Der Vorwurf: “versuchte Vergewaltigung, Freiheitsberaubung“

Der Zugriff in der Erste-Klasse-Kabine des Air-France-Flugs 23 von New York nach Paris erfolgte auf dem John-F.-Kennedy-Flughafen - um 16.30 Uhr Ortszeit am Sonnabendnachmittag, zehn Minuten vor dem Schließen der Türen. Es ist höchst unwahrscheinlich, dass einer der Passagiere den Mann erkannte, der sich widerstandslos (und deshalb ohne Handfesseln) von zwei Beamten abführen ließ: Dominique Strauss-Kahn, 62, ist kein VIP, den Amerika kennt. Doch weder Anonymität noch diplomatische Immunität schützten Strauss-Kahn vor der Festnahme: Er sitzt in einer Polizeizelle in Manhattan; der Vorwurf: "krimineller sexueller Akt, versuchte Vergewaltigung, Freiheitsberaubung".

Ein Zimmermädchen in einem Hotel in Manhattan beschuldigt Strauss-Kahn, nackt über sie hergefallen zu sein und sie sexuell bedrängt zu haben, bevor sie fliehen konnte. Strauss-Kahn floh seinerseits zum John-F.-Kennedy-Flughafen. Offenkundig in Panik, denn er ließ sein Handy und sein Gepäck zurück. Noch muss die Unschuldsvermutung gelten. Und Strauss-Kahns amerikanischer Anwalt Benjamin Brafman, der zusammen mit seinem Washingtoner Kollegen William Taylor die Interessen des IWF-Chefs vertritt, versicherte am Sonntagmorgen in einer E-Mail an Reuters, ihr Mandant werde sich "nicht schuldig" bekennen, wenn er dem Haftrichter vorgeführt werde.

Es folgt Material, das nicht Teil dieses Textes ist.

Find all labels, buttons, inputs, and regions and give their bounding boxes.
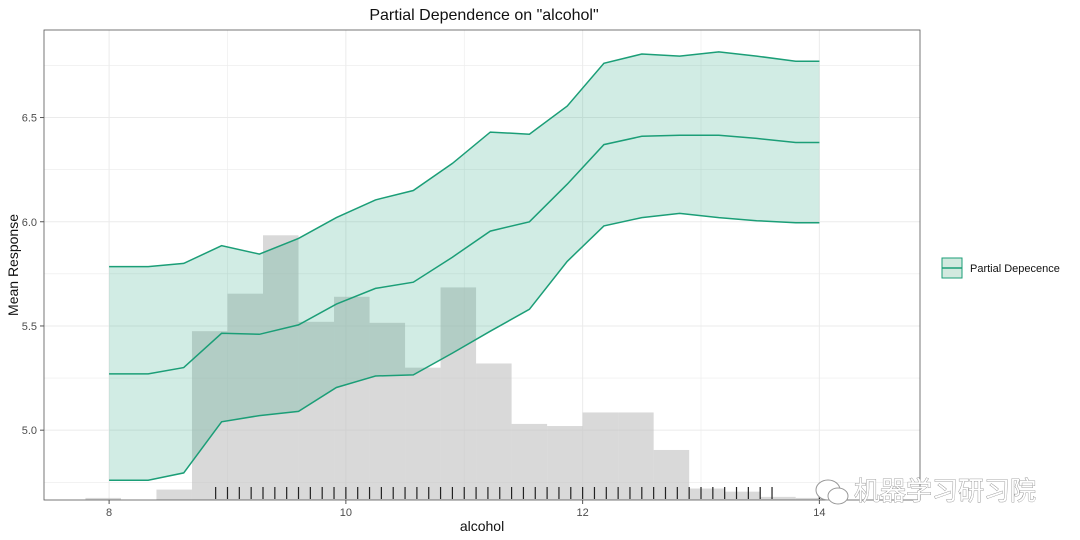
watermark: 机器学习研习院 bbox=[815, 477, 1036, 507]
chart-title: Partial Dependence on "alcohol" bbox=[369, 7, 598, 24]
x-tick-label: 10 bbox=[340, 507, 352, 519]
histogram-bar bbox=[440, 287, 477, 500]
mean-response-line bbox=[109, 134, 820, 375]
histogram-bar bbox=[795, 497, 832, 500]
rug bbox=[215, 487, 820, 499]
x-tick-label: 12 bbox=[576, 507, 588, 519]
y-tick-label: 5.0 bbox=[22, 425, 37, 437]
histogram-bar bbox=[156, 489, 192, 500]
watermark-text: 机器学习研习院 bbox=[854, 477, 1036, 507]
histogram-bar bbox=[334, 296, 370, 500]
y-tick-label: 6.0 bbox=[22, 217, 37, 229]
histogram-bar bbox=[653, 449, 690, 500]
histogram-bar bbox=[618, 412, 654, 500]
confidence-ribbon bbox=[109, 51, 820, 481]
histogram-bar bbox=[227, 293, 263, 500]
lower-bound-line bbox=[109, 212, 820, 481]
histogram-bar bbox=[689, 488, 725, 500]
x-axis-label: alcohol bbox=[460, 518, 504, 534]
y-tick-label: 5.5 bbox=[22, 321, 37, 333]
histogram-bar bbox=[191, 331, 228, 500]
x-tick-label: 14 bbox=[813, 507, 825, 519]
wechat-bubble-small bbox=[827, 487, 849, 505]
histogram-bar bbox=[547, 426, 583, 500]
panel-border bbox=[43, 29, 921, 501]
histogram-bar bbox=[405, 367, 441, 500]
histogram-bar bbox=[476, 363, 512, 500]
histogram-bar bbox=[582, 412, 619, 500]
wechat-icon bbox=[815, 479, 849, 505]
upper-bound-line bbox=[109, 51, 820, 268]
plot-content bbox=[85, 51, 832, 500]
legend: Partial Depecence bbox=[941, 257, 1060, 279]
histogram-bar bbox=[369, 322, 406, 500]
y-axis-label: Mean Response bbox=[5, 214, 21, 316]
y-tick-label: 6.5 bbox=[22, 113, 37, 125]
plot-area: 8 10 12 14 5.0 5.5 6.0 6.5 bbox=[22, 29, 921, 519]
histogram-bar bbox=[85, 497, 121, 500]
x-tick-label: 8 bbox=[106, 507, 112, 519]
histogram-bar bbox=[511, 423, 548, 500]
histogram bbox=[85, 235, 832, 500]
histogram-bar bbox=[724, 491, 761, 500]
histogram-bar bbox=[760, 496, 796, 500]
histogram-bar bbox=[263, 235, 299, 500]
histogram-bar bbox=[298, 321, 335, 500]
legend-entry-label: Partial Depecence bbox=[970, 263, 1060, 275]
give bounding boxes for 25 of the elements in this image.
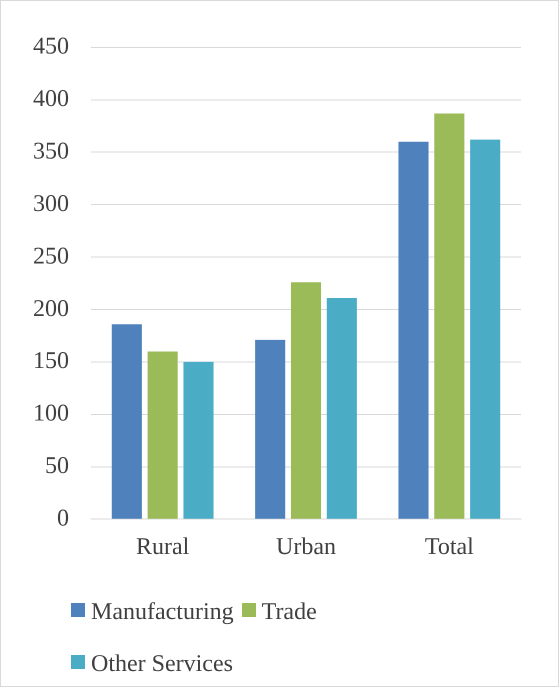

Noch hätten die Anwälte, so Brafman, ihren Mandanten, der in der Special Victims Unit (für sexuelle Straftaten) der New Yorker Polizei einsitzt, nicht treffen können. Ein Sprecher des IWF, William Murray, verweigerte jeden Kommentar zur Festnahme seines Chefs. Der IWF sei jedoch von der Affäre unberührt und "voll arbeitsfähig".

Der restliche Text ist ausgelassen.